His department, Rodi testified to the Senate Finance Committee, “knows that these countries are actively implementing a multitude of schemes to illicitly or subversively acquire and transfer export-controlled military and dual use technology and commodities, and are employing myriad schemes to circumvent U.S. export control laws.”
Rodi said that the biggest share of his investigations are of Iran, Russia and China. “The largest number of ongoing HSI Counter Proliferation Investigations (CPI) cases on controlled exports, including intangible exports — i.e., the transmission of technical data from the United States, or transfer to foreign nationals within the United States — involves China, Iran, and Russia,” he said.
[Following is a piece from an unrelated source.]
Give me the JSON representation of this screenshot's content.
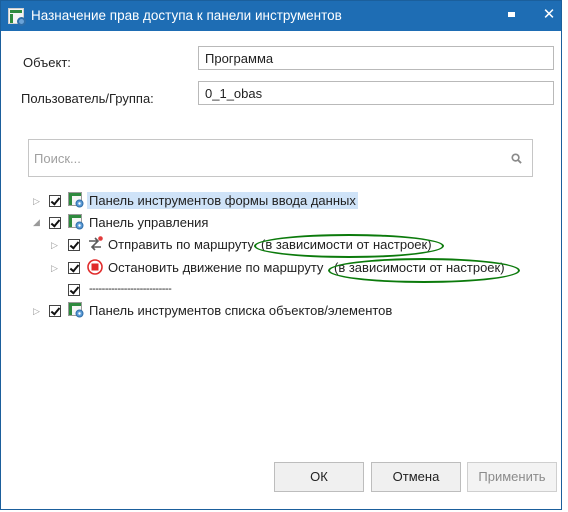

His prepared testimony added that students from those traditional U.S. enemies “represent a sizeable portion of the overall nonimmigrant student population currently in the United States.”
His numbers: 357,863 from China, 181,980 in STEM programs; 11,323 Iranian students, 9,057 in STEM; 6,196 Russian students, 2,008 in STEM.
Overall, he added, there are over 1 million foreigners with student visas in the United States.
Homeland has offices overseas and conducts student visa reviews in 27 countries. In fiscal 2018, he said, the agency screened 2,196,708 visa applications and refused 9,007.
He said that the Department of Homeland Security takes efforts to make sure that there is a “free and open academic environment” in the U.S., and it is working overtime to fight theft.
“Exploitation of academia and U.S. research institutions is just one of the schemes these countries are employing to obtain access to sensitive research and export-controlled information and technology, and to facilitate its transfer abroad. These countries are attempting to obtain this information, in many instances in an illegal or subversive manner, in order to advance their own military capabilities or economic goals, many times in contravention to the national security of the United States,” said Rodi’s testimony.